Faculty members reported benefits and appreciation of the opportunity to meet others:

  • I’ve gotten to talk with agencies whom I have met for the first time who provide new opportunities.
  • It’s helpful as I engage with students . . . I’m more aware of what’s out there.

And students, who were invited to attend at the end of Speed Dating, were enthusiastic:

  • I discovered SO many community organizations that I never knew existed in Anchorage. I went to speed dating in the hopes of being able to find somewhere to volunteer, and now I have lists of local volunteer opportunities that I can choose from!
  • It was fun talking to new people about engaging in the community and finding that there are other people in the community who are excited about being engaged, too!

As a second special event on Friday, Dean of Students Dr.
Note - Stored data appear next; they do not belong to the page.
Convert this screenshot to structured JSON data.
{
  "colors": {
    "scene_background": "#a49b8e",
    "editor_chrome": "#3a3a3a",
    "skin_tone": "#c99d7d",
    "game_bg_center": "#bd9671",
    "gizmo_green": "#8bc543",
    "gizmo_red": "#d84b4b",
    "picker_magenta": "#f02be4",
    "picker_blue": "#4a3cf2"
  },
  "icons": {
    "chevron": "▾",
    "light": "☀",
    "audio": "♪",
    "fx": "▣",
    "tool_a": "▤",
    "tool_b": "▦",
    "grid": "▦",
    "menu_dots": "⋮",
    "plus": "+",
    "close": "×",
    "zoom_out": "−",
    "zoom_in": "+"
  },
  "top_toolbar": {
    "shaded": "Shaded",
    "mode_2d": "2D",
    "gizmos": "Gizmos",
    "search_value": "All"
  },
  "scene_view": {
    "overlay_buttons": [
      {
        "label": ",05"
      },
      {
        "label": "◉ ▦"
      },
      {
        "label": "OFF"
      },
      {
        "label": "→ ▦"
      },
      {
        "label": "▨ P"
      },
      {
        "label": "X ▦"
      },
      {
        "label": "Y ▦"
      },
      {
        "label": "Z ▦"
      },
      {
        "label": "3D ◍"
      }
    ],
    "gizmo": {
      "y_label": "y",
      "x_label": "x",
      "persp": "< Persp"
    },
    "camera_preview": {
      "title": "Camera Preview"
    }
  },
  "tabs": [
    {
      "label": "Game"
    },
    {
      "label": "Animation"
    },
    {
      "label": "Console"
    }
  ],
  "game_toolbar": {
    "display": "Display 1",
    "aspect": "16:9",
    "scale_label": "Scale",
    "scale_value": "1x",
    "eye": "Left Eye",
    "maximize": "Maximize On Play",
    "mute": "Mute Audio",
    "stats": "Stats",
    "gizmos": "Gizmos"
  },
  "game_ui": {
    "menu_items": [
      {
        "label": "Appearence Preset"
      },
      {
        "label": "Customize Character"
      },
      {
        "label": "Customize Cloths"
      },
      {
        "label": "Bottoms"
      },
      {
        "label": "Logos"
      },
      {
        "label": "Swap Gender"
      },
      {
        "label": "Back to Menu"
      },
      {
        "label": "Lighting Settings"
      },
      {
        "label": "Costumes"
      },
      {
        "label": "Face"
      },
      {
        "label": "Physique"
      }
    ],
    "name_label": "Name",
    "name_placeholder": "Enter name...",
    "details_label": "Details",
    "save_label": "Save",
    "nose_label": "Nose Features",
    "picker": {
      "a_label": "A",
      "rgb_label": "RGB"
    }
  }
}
Dewain Lee hosted a celebration luncheon for ENGAGE week students and participants in a new student “Emerging Leaders” program that Dean Lee initiated this year.  Community programs featured during Engage Week included Homeward Bound; Project Puqigtut, an Alaska Native Education program; The Alaska Immigration Justice Project; and Refugee and Immigrant Services Program.  Student Clubs hosted the luncheon events: Oxfam Club, The Heifer Club, Social Work Coalition, Panhellenic Council, American Medical Student Association, Sustainability Club, and the Student Nurses Association.